Милая - стр. 3
Лейтенант рассмеялся.
– У меня там желание спать.
– У девчонки даже родственников нет. Что жила, что умерла, всё едино. Коллеги повздыхают и забудут.
– Но не тот парнишка. Гарфилд, – сказала позади Эгле.
Морось напитала её волосы, сделав резкими на фоне лица и тяжёлыми. Эгле стояла прямо и спокойно. Ворот плаща был расстёгнут. Она не носила перчатки, шарфы или шляпы, не курила сигареты и сигары, не бранилась и всё равно была похожа на детектива больше, чем сам Донован.
– Любовь, – произнёс Донован с придыханием, и Мартинсен хрюкнул.
– Вы абсолютно правы, детектив.
– Что смеюсь?
– Нет, что дали определение. Ваша насмешка понятна и не вызывает у меня осуждения. Вы смущены. Вы тоже, лейтенант.
– А? – Мартинсен вылупился.
– Его врождённые особенности не допускают грязной шелухи взросления. Мальчик любит искренне и чисто. Он – ребёнок. Вам обоим неловко, потому что любовь для вас – горизонтальное трение тел. Не спешите, лейтенант: я знаю, вертикальное также бывает. Вы уже забыли, как в детстве были влюблены в соседскую девчушку. Что чувствовали к ней.

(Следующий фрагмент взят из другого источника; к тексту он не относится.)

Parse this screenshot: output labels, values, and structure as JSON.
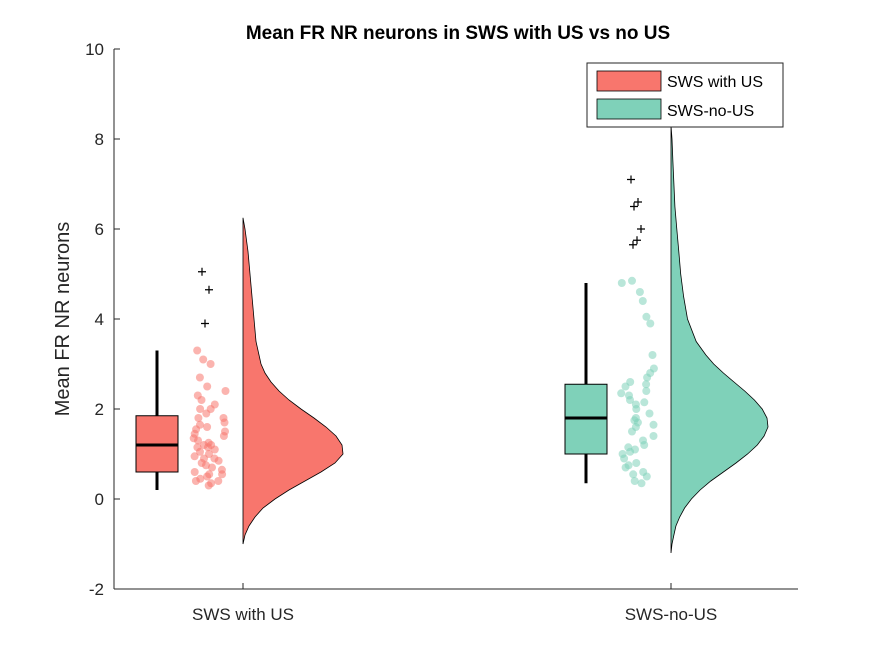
{
  "chart_data": {
    "type": "raincloud",
    "title": "Mean FR NR neurons in SWS with US vs no US",
    "xlabel": "",
    "ylabel": "Mean FR NR neurons",
    "ylim": [
      -2,
      10
    ],
    "yticks": [
      -2,
      0,
      2,
      4,
      6,
      8,
      10
    ],
    "categories": [
      "SWS with US",
      "SWS-no-US"
    ],
    "legend": {
      "position": "top-right"
    },
    "series": [
      {
        "name": "SWS with US",
        "color": "#F8766D",
        "box": {
          "whisker_low": 0.2,
          "q1": 0.6,
          "median": 1.2,
          "q3": 1.85,
          "whisker_high": 3.3
        },
        "outliers": [
          5.05,
          4.65,
          3.9
        ],
        "points": [
          0.3,
          0.35,
          0.4,
          0.45,
          0.5,
          0.55,
          0.6,
          0.65,
          0.7,
          0.75,
          0.8,
          0.85,
          0.9,
          0.95,
          1.0,
          1.05,
          1.1,
          1.15,
          1.2,
          1.25,
          1.3,
          1.35,
          1.4,
          1.5,
          1.55,
          1.6,
          1.7,
          1.8,
          1.9,
          2.0,
          2.1,
          2.2,
          2.3,
          2.4,
          2.5,
          2.7,
          3.0,
          3.1,
          3.3,
          0.4,
          0.9,
          1.2,
          1.45,
          1.8,
          2.0,
          0.55,
          1.15,
          1.65
        ],
        "density": {
          "y": [
            -1.0,
            -0.8,
            -0.6,
            -0.4,
            -0.2,
            0.0,
            0.2,
            0.4,
            0.6,
            0.8,
            1.0,
            1.2,
            1.4,
            1.6,
            1.8,
            2.0,
            2.2,
            2.4,
            2.6,
            2.8,
            3.0,
            3.5,
            4.0,
            4.5,
            5.0,
            5.5,
            6.0,
            6.25
          ],
          "value": [
            0.0,
            0.02,
            0.06,
            0.12,
            0.2,
            0.32,
            0.46,
            0.62,
            0.78,
            0.92,
            1.0,
            0.99,
            0.93,
            0.83,
            0.71,
            0.58,
            0.46,
            0.36,
            0.28,
            0.22,
            0.18,
            0.13,
            0.11,
            0.09,
            0.07,
            0.05,
            0.02,
            0.0
          ]
        }
      },
      {
        "name": "SWS-no-US",
        "color": "#7FD1B9",
        "box": {
          "whisker_low": 0.35,
          "q1": 1.0,
          "median": 1.8,
          "q3": 2.55,
          "whisker_high": 4.8
        },
        "outliers": [
          7.1,
          6.6,
          6.5,
          6.0,
          5.75,
          5.65
        ],
        "points": [
          0.35,
          0.4,
          0.5,
          0.6,
          0.7,
          0.75,
          0.8,
          0.9,
          1.0,
          1.1,
          1.2,
          1.3,
          1.4,
          1.5,
          1.6,
          1.7,
          1.8,
          1.9,
          2.0,
          2.1,
          2.2,
          2.3,
          2.4,
          2.5,
          2.6,
          2.7,
          2.8,
          2.9,
          3.2,
          3.9,
          4.05,
          4.4,
          4.6,
          4.8,
          4.85,
          0.55,
          1.15,
          1.75,
          2.15,
          2.55,
          1.05,
          1.65,
          2.35
        ],
        "density": {
          "y": [
            -1.2,
            -1.0,
            -0.8,
            -0.6,
            -0.4,
            -0.2,
            0.0,
            0.2,
            0.4,
            0.6,
            0.8,
            1.0,
            1.2,
            1.4,
            1.6,
            1.8,
            2.0,
            2.2,
            2.4,
            2.6,
            2.8,
            3.0,
            3.2,
            3.5,
            4.0,
            4.5,
            5.0,
            5.5,
            6.0,
            6.5,
            7.0,
            7.5,
            8.0,
            8.3
          ],
          "value": [
            0.0,
            0.01,
            0.03,
            0.05,
            0.09,
            0.14,
            0.21,
            0.3,
            0.41,
            0.54,
            0.67,
            0.79,
            0.89,
            0.96,
            1.0,
            0.99,
            0.94,
            0.86,
            0.76,
            0.65,
            0.54,
            0.44,
            0.36,
            0.26,
            0.17,
            0.13,
            0.1,
            0.08,
            0.06,
            0.04,
            0.03,
            0.02,
            0.01,
            0.0
          ]
        }
      }
    ]
  }
}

– Я помню. Её звали Белла, – внезапно сказал лейтенант. – Её папаша торговал подержанными автомобилями. Мы с Беллой построили в овраге дом из ржавых дверей легковушек и ловили в тамошнем ручье тритонов. Я собирал для неё одуванчики, а она готовила из них салат.
– Из тритонов, друг?
– Из одуванчиков.
– И ты его ел? – Донован ухмыльнулся.
– Я ел. Давился, но лопал. Мне нравилось, как Белла смеётся.
– Вы целовались? Хоть раз?
– Донован, ты болван. Ну, да. Целовались. Я целовал её в щеку.
– И что вы ощущали, лейтенант? – спросила Эгле дружелюбно.
– Гордость, наверное. Солнце.
– А потом наступил пубертат. И ты бахнул, солнышко. Уродливой сверхновой. Прыщавой и читающей похабные журнальчики…
– Болван три раза! Ну, а сам так не делал?
– Я, – начал Донован было. – Я…
Загудело и заклокотало мотором: неотложка выезжала со двора, распугивая праздных зевак. Эгле оглянулась.
– Детектив Донован, – она закрыла тему очень вовремя. – Я обратила внимание, но и вы, конечно, видели. Рана… Кожа не стёсана тем характерным образом, который бывает при ударе сверху вниз или же снизу вверх. Убийца – примерно одного роста с жертвой.
– Какого роста Дрейк? – спросил в никуда Донован.
– Да нет, наш парень высокий, – старуха пожевала губами. – Одно время он работал маляром. До того, как выгнали из бригады за драку. Красил в парке забор – в высоту тот два с лишним метра – и не пользовался лестницей при этом. А как нам что подладить – вечно сто отговорок. Дед! – она заорала так громко, что Донован непроизвольно вздрогнул. – Эй, дед! Поди сюда!
Сгорбленный старик с громоздким слуховым аппаратом высунулся из сарая и чихнул.
– Дед! – бабка Дрейка сурово упёрла колбасообразные толстые руки в бока. – Дрейк натворил опять что-то, скотина. Говорите прямо, мистер… офицер. Въехал в чью-то машину? Он не должен был вернуться сейчас.
– Откуда? – Донован насторожился.
Бабка Дрейка зафыркала.
– Да он же на слёте в пустыне. Ну, знаете, их байкерское сборище… Палатки, пиво, песни под гитару. У парня есть приятели – чего тут необычного, мистер…
– Детектив, – поправил Донован. – Ваш внук, миссис Грейхарт, подозревается в убийстве человека.
Октябрь завернул всё в туман. Двор скрылся в пелене сырого и жемчужного, и деревья за домом торчали, как призраки. Мистер Грейхарт, привычный, видно, к выкрутасам Дрейка, не отреагировал на звучное воззвание супруги: вновь скрылся в сарае и чем-то задребезжал. Эгле смотрела на сбитый из разноцветных досок сарай с интересом. Туман весомо, ощутимо пах – дымным чадом от фабрики, холодом, перегнивающей подстилкой листьев. Под ногами чавкало. В грязи, в которую превратилась земля, не наблюдалось свежих отпечатков шин – лишь смутные и растоптанные.